To date, Veronica Gloria has failed to pay the applicable filing fee in this appeal. Texas Rule of Appellate Procedure 5 provides,

A party who is not excused by statute or these rules from paying costs must pay--at the time an item is presented for filing--whatever fees are required by statute or Supreme Court order. The appellate court may enforce this rule by any order that is just.

Tex. R. App. P. 5.

On October 6, 2003, we ordered Veronica Gloria, on or before October 16, 2003 to either (1) pay the applicable filing fee in this appeal or (2) provide written proof to this court that she is excused by statute or these rules from paying the filing fee. See Tex. R. App. P. 20.1 (providing that party who qualifies as indigent under rule 20 may proceed without advance payment of costs).
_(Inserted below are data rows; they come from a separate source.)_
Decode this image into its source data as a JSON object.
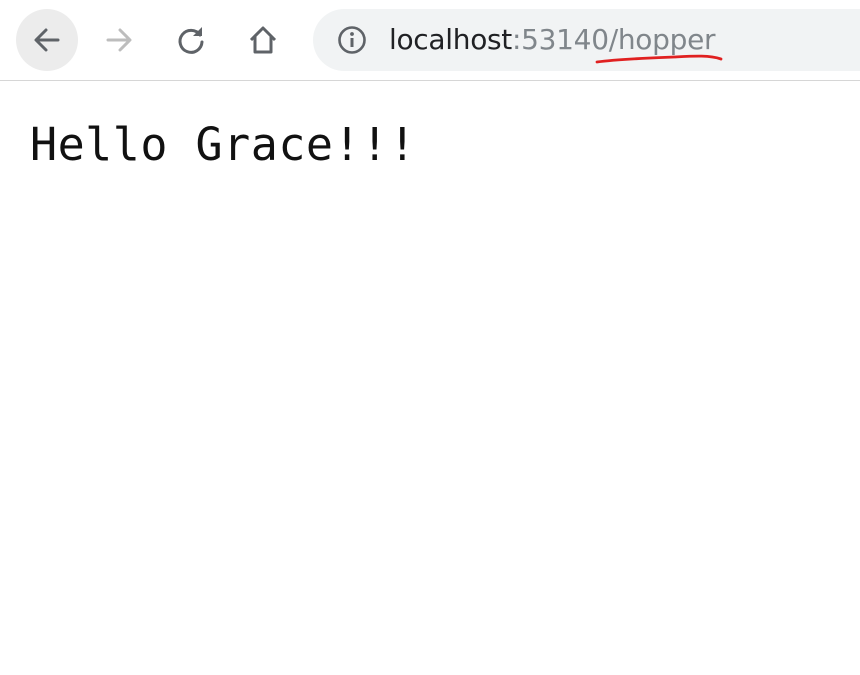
{
  "browser": {
    "toolbar": {
      "back_icon": "arrow-left-icon",
      "forward_icon": "arrow-right-icon",
      "reload_icon": "reload-icon",
      "home_icon": "home-icon"
    },
    "address_bar": {
      "info_icon": "info-icon",
      "host": "localhost",
      "port_and_path": ":53140/hopper",
      "annotation_color": "#e02020"
    }
  },
  "page": {
    "body_text": "Hello Grace!!!"
  }
}
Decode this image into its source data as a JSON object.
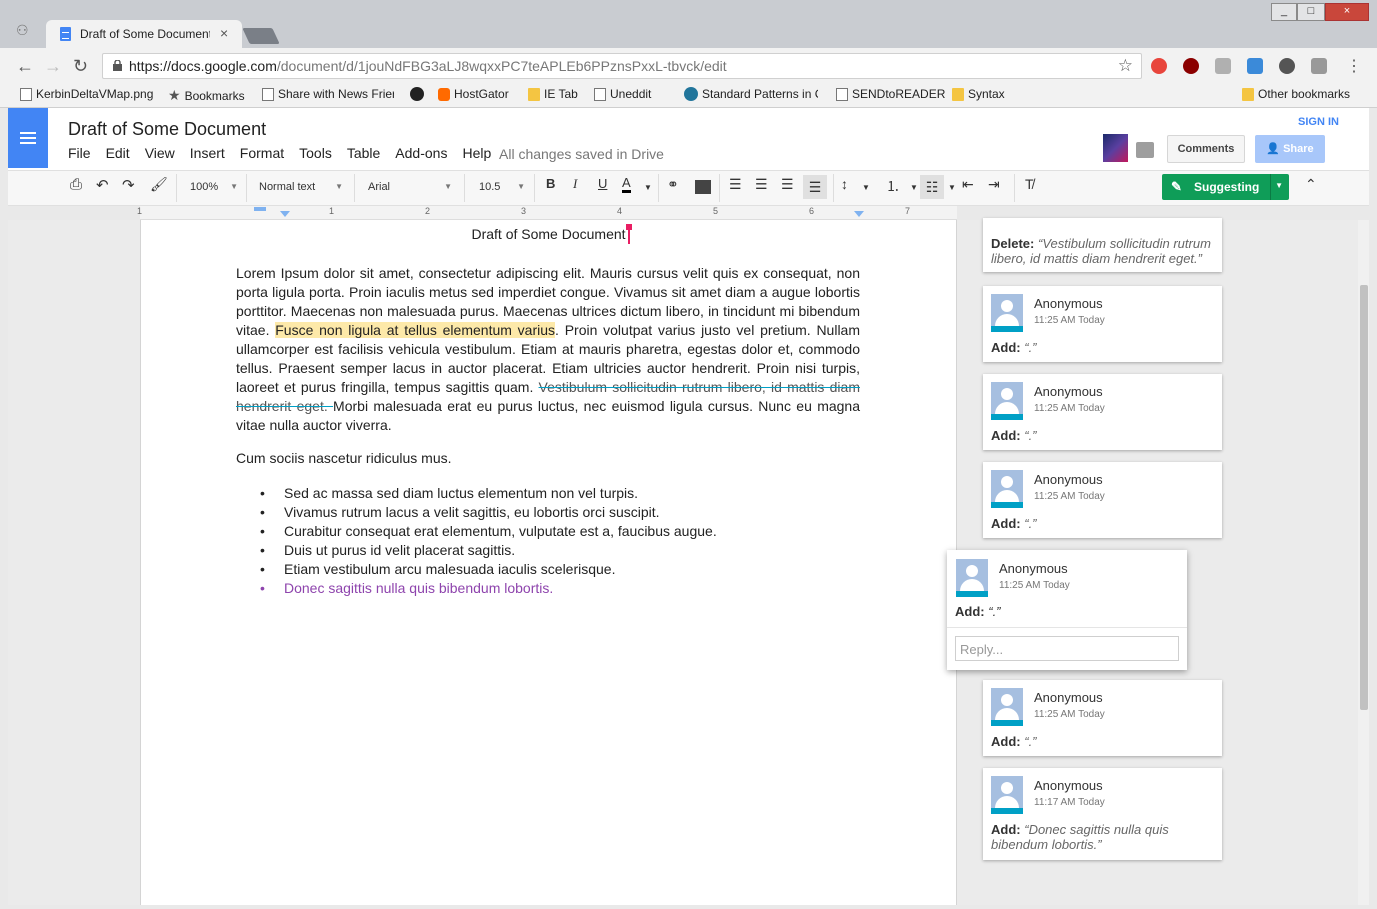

We warned that if Veronica Gloria failed to respond within the time provided, we would dismiss her appeal. See Tex. R. App. P. 42.3(c).

Veronica Gloria failed to pay the filing fee or provide written proof that she is excused from paying the filing fee. We, therefore, dismiss Veronica Gloria's appeal. See id.

Applicable Law and Standard of Review

With respect to his appeal, Perez argues that the evidence is insufficient to support a termination finding by clear and convincing evidence and the evidence is legally and factually insufficient to support the court's finding that termination is in the best interest of the children. Termination of parental rights may be ordered if the trial court finds, by clear and convincing evidence that (1) the parent has committed at least one enumerated act set forth in section 161.001(1) of the Family Code; and (2) termination is in the best interest of the child. Tex. Fam. Code Ann. 161.001 (Vernon 2002).

Texas courts recognize a strong presumption that the best interest of the child is served by the natural parent retaining custody. See Wiley v. Spratlan, 543 S.W.2d 349, 352 (Tex. 1976) ("This court has always recognized the strong presumption that the best interest of a minor is usually served by keeping custody in the natural parents."); In re D.M., 58 S.W.3d 801, 814 (Tex. App.--Fort Worth 2001, no pet.). When determining the best interest of the child, the factfinder may consider any of the following factors: the desires of the child, the present and future emotional and physical needs of the child, the present and future emotional and physical danger to the child, the parental abilities of the individuals seeking custody, the programs available to assist these individuals in promoting the child's best interest, the plans for the child by these individuals or by the agency seeking custody, the stability of the home or proposed placement, the acts or omissions of the parent which may indicate that the existing parent-child relationship is not a proper one, and any excuse for the acts or omissions of the parent. Holley v. Adams, 544 S.W.2d 367, 371-72 (Tex. 1976).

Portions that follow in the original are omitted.